Question #e51aa

The two poles would come to have the same temperature the fastest if the difference between the final temperature and their respective initial temperatures is the same for both of them (in absolute terms), and if they have the same mass.

So, if the two poles are made from the same material, that means they will have the same specific heat. Specific heat is defined as the amount of energy it takes to heat 1 gram of a substance by 1 degree Celsius.

If you start with one cold pole and one warm pole, and you allow them to reach, say, room temperature, this is what would happen:

The heat the cold pole would have to absorb to reach room temperature would be

`q_("cold pole") = m_("cold") * c * DeltaT_("cold")`, where

`m_("cold")` - the cold pole's mass;
`c` - its specific heat;
`DeltaT_("cold")` - the difference between its final temperature and its initial temperature.

The heat the warm pole would have to give off in order to reach room temperature would have to be

`q_("hot pole") = m_("hot") * c * DeltaT_("hot")`

If the two poles give off and absorb the same amount of heat, then they will reach room temperature at the same time. So,

`q_("cold pole") = |-q_("hot pole")|`

(The negative sign on `q_("hot pole")` signifies that its initial temperature was higher than room temperature, therefore `DeltaT_("hot")` will be negative).

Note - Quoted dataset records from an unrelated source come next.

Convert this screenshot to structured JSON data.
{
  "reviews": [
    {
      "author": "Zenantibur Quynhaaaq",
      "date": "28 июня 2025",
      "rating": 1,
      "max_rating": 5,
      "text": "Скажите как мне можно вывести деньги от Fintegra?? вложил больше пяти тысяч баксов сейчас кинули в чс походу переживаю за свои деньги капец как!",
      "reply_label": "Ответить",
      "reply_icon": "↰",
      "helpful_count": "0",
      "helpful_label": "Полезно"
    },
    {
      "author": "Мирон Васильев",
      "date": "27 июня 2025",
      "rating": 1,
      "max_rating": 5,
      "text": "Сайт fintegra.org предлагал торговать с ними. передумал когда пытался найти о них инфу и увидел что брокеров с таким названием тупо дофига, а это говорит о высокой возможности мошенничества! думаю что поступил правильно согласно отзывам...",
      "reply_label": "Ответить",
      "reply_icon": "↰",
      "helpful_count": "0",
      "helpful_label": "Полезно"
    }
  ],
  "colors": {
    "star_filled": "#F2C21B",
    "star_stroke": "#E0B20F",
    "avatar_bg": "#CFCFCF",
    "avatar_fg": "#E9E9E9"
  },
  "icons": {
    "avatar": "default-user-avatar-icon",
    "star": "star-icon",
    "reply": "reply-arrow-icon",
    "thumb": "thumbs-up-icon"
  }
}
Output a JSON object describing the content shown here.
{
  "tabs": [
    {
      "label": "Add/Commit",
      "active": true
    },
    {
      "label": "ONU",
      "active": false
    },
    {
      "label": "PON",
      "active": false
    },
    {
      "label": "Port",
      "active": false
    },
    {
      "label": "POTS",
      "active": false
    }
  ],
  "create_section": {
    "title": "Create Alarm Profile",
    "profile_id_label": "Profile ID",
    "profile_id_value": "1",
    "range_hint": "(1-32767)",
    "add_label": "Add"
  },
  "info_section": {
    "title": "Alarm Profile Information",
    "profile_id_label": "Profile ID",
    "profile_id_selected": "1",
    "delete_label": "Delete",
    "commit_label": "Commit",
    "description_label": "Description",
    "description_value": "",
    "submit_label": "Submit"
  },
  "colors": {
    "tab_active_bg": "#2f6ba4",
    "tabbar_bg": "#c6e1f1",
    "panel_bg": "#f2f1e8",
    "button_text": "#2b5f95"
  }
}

`m_("cold") * c * DeltaT_("cold") = m_("hot") * c * |DeltaT_("hot")|`

One way these expressions are equal is if the two poles have the same mass, `m_("cold") = m_("hot")`, and if their `DeltaT`s are equal - in absolute value.

If you start with the cold pole at `0^@C`, the warm one at `50^@C`, and you leave them to rech room temperature, `25^@C`, you'd get

`DeltaT_("cold") = 25 - 0 = 25^@C`
`DeltaT_("hot") = 25 - 50 = -25^@C`

Since `25 = |-25|`, and assuming the poles have the same mass, the will reach room temperature at the same time i. e absorb and give off the same amount of heat.

If the poles don't have the same mass, you could still get them to reach room temperature at the same time if you have a favorable ratio between their masses and their `DeltaT`s, like this

`m_("cold") * DeltaT_("cold") = m_("hot") * |DeltaT_("hot")|`
`100g * 50 = 200g * |-25|`